Through March 2
THE LOVED ONES Andrews Theatre/Irish Classical Theatre Company
By Augustine Warner
A women’s play?
Clearly there’s a female playwright, Erica Murray, with “The Loved Ones.”
There are four female characters, one pregnant.
One character laments her problems getting pregnant and carrying full-term.
So, it’s a women’s play.
No, not really.
That’s because there’s a guy and he’s dead and left behind a violation of one of the most enforced rules on a college campus, not getting sexually involved with students.
Before Robin died, suddenly, for unexplained reasons, this college professor at a college in London impregnated one of his students.
His wife didn’t know about this, nor did his mother back in her remote and renovated farmhouse in Ireland’s County Clare.
Then, pregnant Gabby (Ember Tate-Steele) shows up at that farmhouse and tells the prospective grandmother what went on.
Nell (Eileen Dugan) doesn’t handle it all that well because she hasn’t handled Robin’s death all that well and is set to dispose of his ashes the next day.
Robin’s wife Orla (Rebecca Elkin) is due to arrive the next day with the ashes and Nell is trying to process the impending baby and the damage to what she thought of her son.
It’s even harder because Nell never knew the name of Robin’s father, a one-night stand long ago with a wandering student, heading through part of Ireland’s deepest tourist country.
The fourth player in all of this is Cheryl-Ann (Smirna Mercedes) a bimbo American birdwatcher based in Nell’s place, which has bedrooms available for B&B use.
She’s processing a family death as Cheryl-Ann stalks Irish birds she has never seen before, lots of time and space to consider.
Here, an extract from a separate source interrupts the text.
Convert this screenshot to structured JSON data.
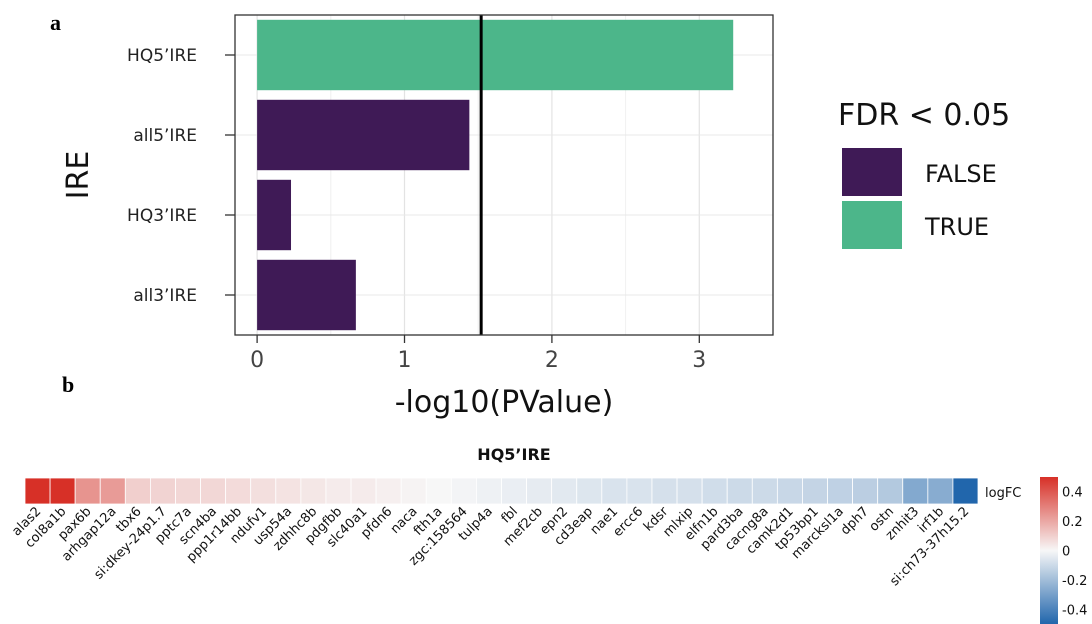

She lets slip Gabby’s situation when Orla is there and the widow blows up because she spent so much time and mental energy trying to have a child during the ten years of her marriage to Robin.
Gabby isn’t handling the pregnancy that well and isn’t getting any support from her parents because she hasn’t told them, suggesting there isn’t much contact because she’s noticeably pregnant.
Maybe she wants support from Nell and Gabby will get that by arriving in the West of Ireland with no notice and no warning.
It’s all crazy until Gabby suddenly has problems and must go to the hospital.
The women decide it’s time to resolve the mess and they do.
Obviously, they could just walk away from Gabby and move on, which wouldn’t resolve anything because the baby is coming, whether they like it or not.
It’s certainly not a happy ending although it’s a workable one in an impossible situation.
Director Kyle LoConti has a strong cast which works well on the Irish Classical’s complicated stage.
Kyle Sterner contributed an effective set for this look at love, loss and stupidity (Robin).
It’s all as if Robin (way back when) set off a slow exploding bomb and left everyone else to clean up the debris.
It’s worth seeing to watch those left behind dealing with one of those problems very high on the parental worst nightmare list.
The difficulty is that Robin had too many on the list of “The Loved Ones.”